I might as well answer my own question, because I do think there are some coherent arguments for fundamental LLM limitations:

1. LLMs are trained on human-quality data, so they will naturally learn to mimic our limitations. Their capabilities should saturate at human or maybe above-average human performance.

2. LLMs do not learn from experience. They might perform as well as most humans on certain tasks, but a human who works in a certain field/code base etc. for long enough will internalize the relevant information more deeply than an LLM.

However I'm increasingly doubtful that these arguments are actually correct. Here are some counterarguments:

1. It may be more efficient to just learn correct logical reasoning, rather than to mimic every human foible. I stopped believing this argument when LLMs got a gold metal at the Math Olympiad.

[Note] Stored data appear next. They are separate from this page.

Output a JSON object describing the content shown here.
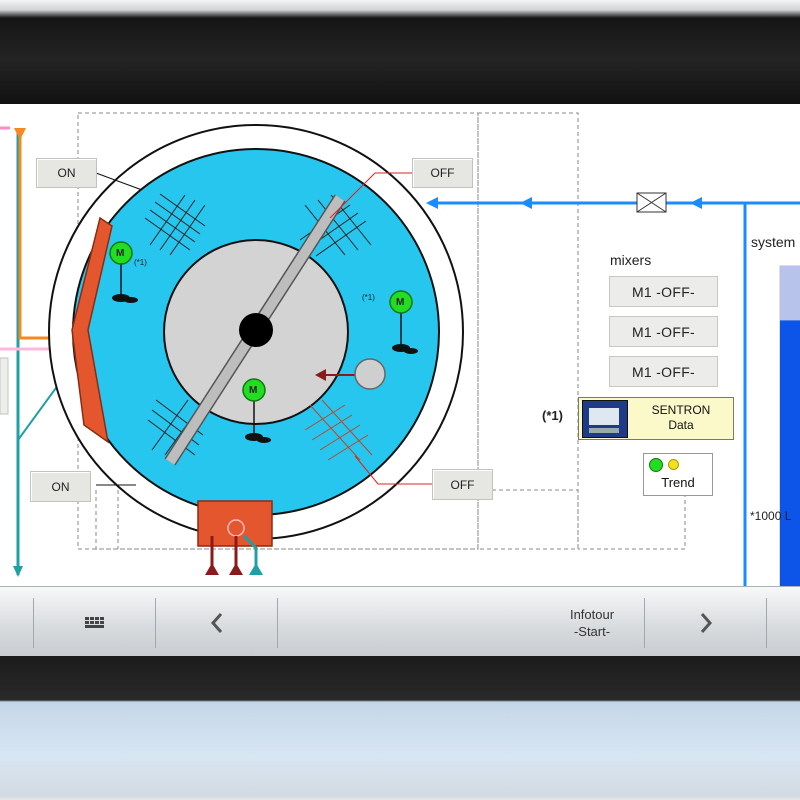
{
  "plant": {
    "buttons": {
      "top_left": "ON",
      "top_right": "OFF",
      "bottom_left": "ON",
      "bottom_right": "OFF"
    },
    "motor_tag": "M",
    "note_marker": "(*1)",
    "mixers_title": "mixers",
    "mixers": [
      "M1 -OFF-",
      "M1 -OFF-",
      "M1 -OFF-"
    ],
    "footnote_marker": "(*1)",
    "sentron": {
      "line1": "SENTRON",
      "line2": "Data"
    },
    "trend_label": "Trend",
    "system_label": "system",
    "tank_note": "*1000 L",
    "tank_level_percent": 83
  },
  "navbar": {
    "infotour_line1": "Infotour",
    "infotour_line2": "-Start-"
  },
  "colors": {
    "vessel": "#27c6ee",
    "pipe_blue": "#1a8cff",
    "pipe_orange": "#f5891f",
    "pipe_teal": "#1fa0a6",
    "heater_red": "#e4572e",
    "tank_blue": "#0d55e8"
  }
}
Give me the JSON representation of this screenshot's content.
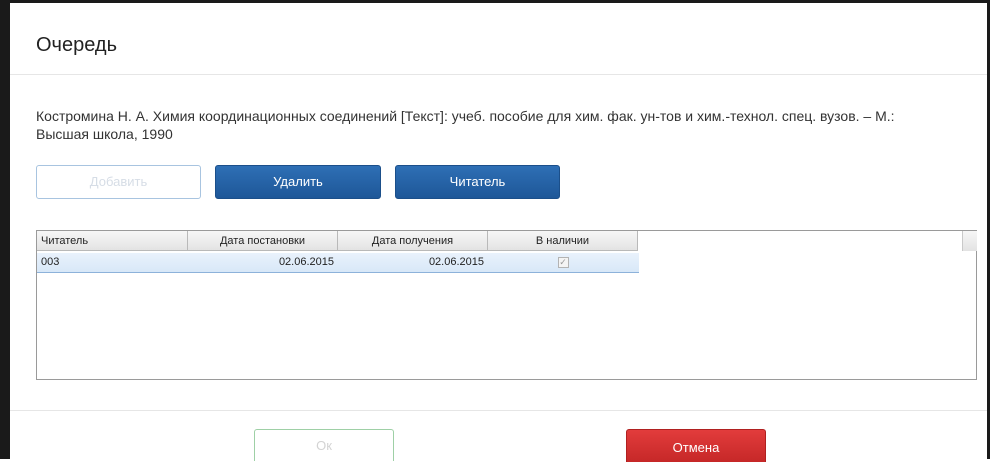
{
  "dialog": {
    "title": "Очередь",
    "description": "Костромина Н. А. Химия координационных соединений [Текст]: учеб. пособие для хим. фак. ун-тов и хим.-технол. спец. вузов. – М.: Высшая школа, 1990"
  },
  "toolbar": {
    "add_label": "Добавить",
    "delete_label": "Удалить",
    "reader_label": "Читатель"
  },
  "table": {
    "headers": {
      "reader": "Читатель",
      "date_queued": "Дата постановки",
      "date_received": "Дата получения",
      "available": "В наличии"
    },
    "rows": [
      {
        "reader": "003",
        "date_queued": "02.06.2015",
        "date_received": "02.06.2015",
        "available": true
      }
    ]
  },
  "footer": {
    "ok_label": "Ок",
    "cancel_label": "Отмена"
  },
  "colors": {
    "primary": "#1e5798",
    "danger": "#c62828",
    "selected_row": "#d8e8f8"
  }
}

2. LLMs alone may suffer from this limitation, but RL could change the story. People may find ways to add memory. Finally, it can't be ruled out that a very large, well-trained LLM could internalize new information as deeply as a human can. Maybe this is what's happening here:

https://metr.org/blog/2025-03-19-measuring-ai-ability-to-com...

[−] scoofy 52d ago

I studied philosophy focusing on the analytic school and proto-computer science. LLMs are going to force many people start getting a better understanding about what "Knowledge" and "Truth" are, especially the distinction between deductive and inductive knowledge.

Math is a perfect field for machine learning to thrive because theoretically, all the information ever needed is tied up in the axioms. In the empirical world, however, knowledge only moves at the speed of experimentation, which is an entirely different framework and much, much slower, even if there are some areas to catch up in previous experimental outcomes.

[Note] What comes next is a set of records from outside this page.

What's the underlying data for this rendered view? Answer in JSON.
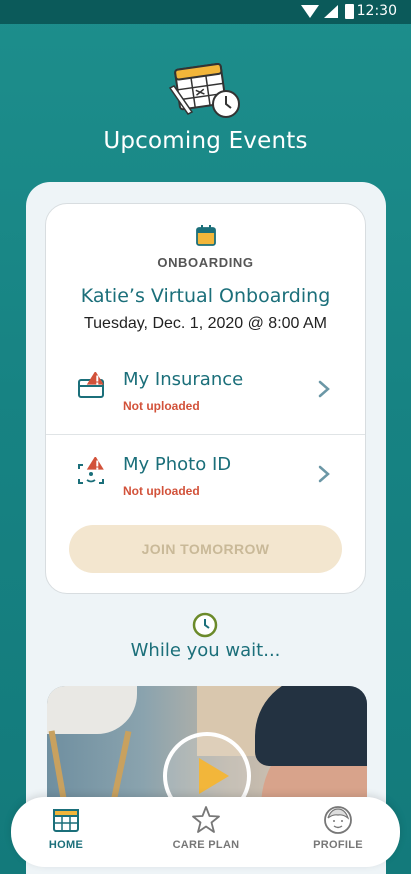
{
  "status_bar": {
    "time": "12:30"
  },
  "header": {
    "title": "Upcoming Events",
    "icon": "calendar-clock-icon"
  },
  "event": {
    "type": "ONBOARDING",
    "name": "Katie’s Virtual Onboarding",
    "datetime": "Tuesday, Dec. 1, 2020 @ 8:00 AM",
    "documents": [
      {
        "title": "My Insurance",
        "status": "Not uploaded",
        "icon": "insurance-card-icon"
      },
      {
        "title": "My Photo ID",
        "status": "Not uploaded",
        "icon": "photo-id-icon"
      }
    ],
    "join_label": "JOIN TOMORROW"
  },
  "wait_section": {
    "title": "While you wait..."
  },
  "nav": {
    "items": [
      {
        "label": "HOME",
        "icon": "home-calendar-icon"
      },
      {
        "label": "CARE PLAN",
        "icon": "star-icon"
      },
      {
        "label": "PROFILE",
        "icon": "profile-face-icon"
      }
    ]
  },
  "colors": {
    "background": "#178383",
    "panel": "#eef4f7",
    "title_teal": "#1b6f7a",
    "warning_red": "#d2523a",
    "join_button_bg": "#f3e6cf",
    "join_button_text": "#c9b998",
    "nav_active": "#1b6f7a",
    "nav_inactive": "#777777",
    "accent_gold": "#f2b63a"
  }
}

Having a focus in philosophy of language is something I genuinely never thought would be useful. It’s really been helpful with LLMs, but probably not in the way most people think. I’d say that folks curious should all be reading Quine, Wittgenstein’s investigations, and probably Austin.

[−] jhanschoo 52d ago

I think we may have similar perspectives. Regarding empirical knowledge, consider when the knowledge is in relation to chaotic systems. Characterize chaotic systems at least as systems where inaccurate observations about the system in the past and present while useful for predicting the future, nevertheless see the errors grow very quickly for the task of predicting a future state. Then indeed, prediction is difficult.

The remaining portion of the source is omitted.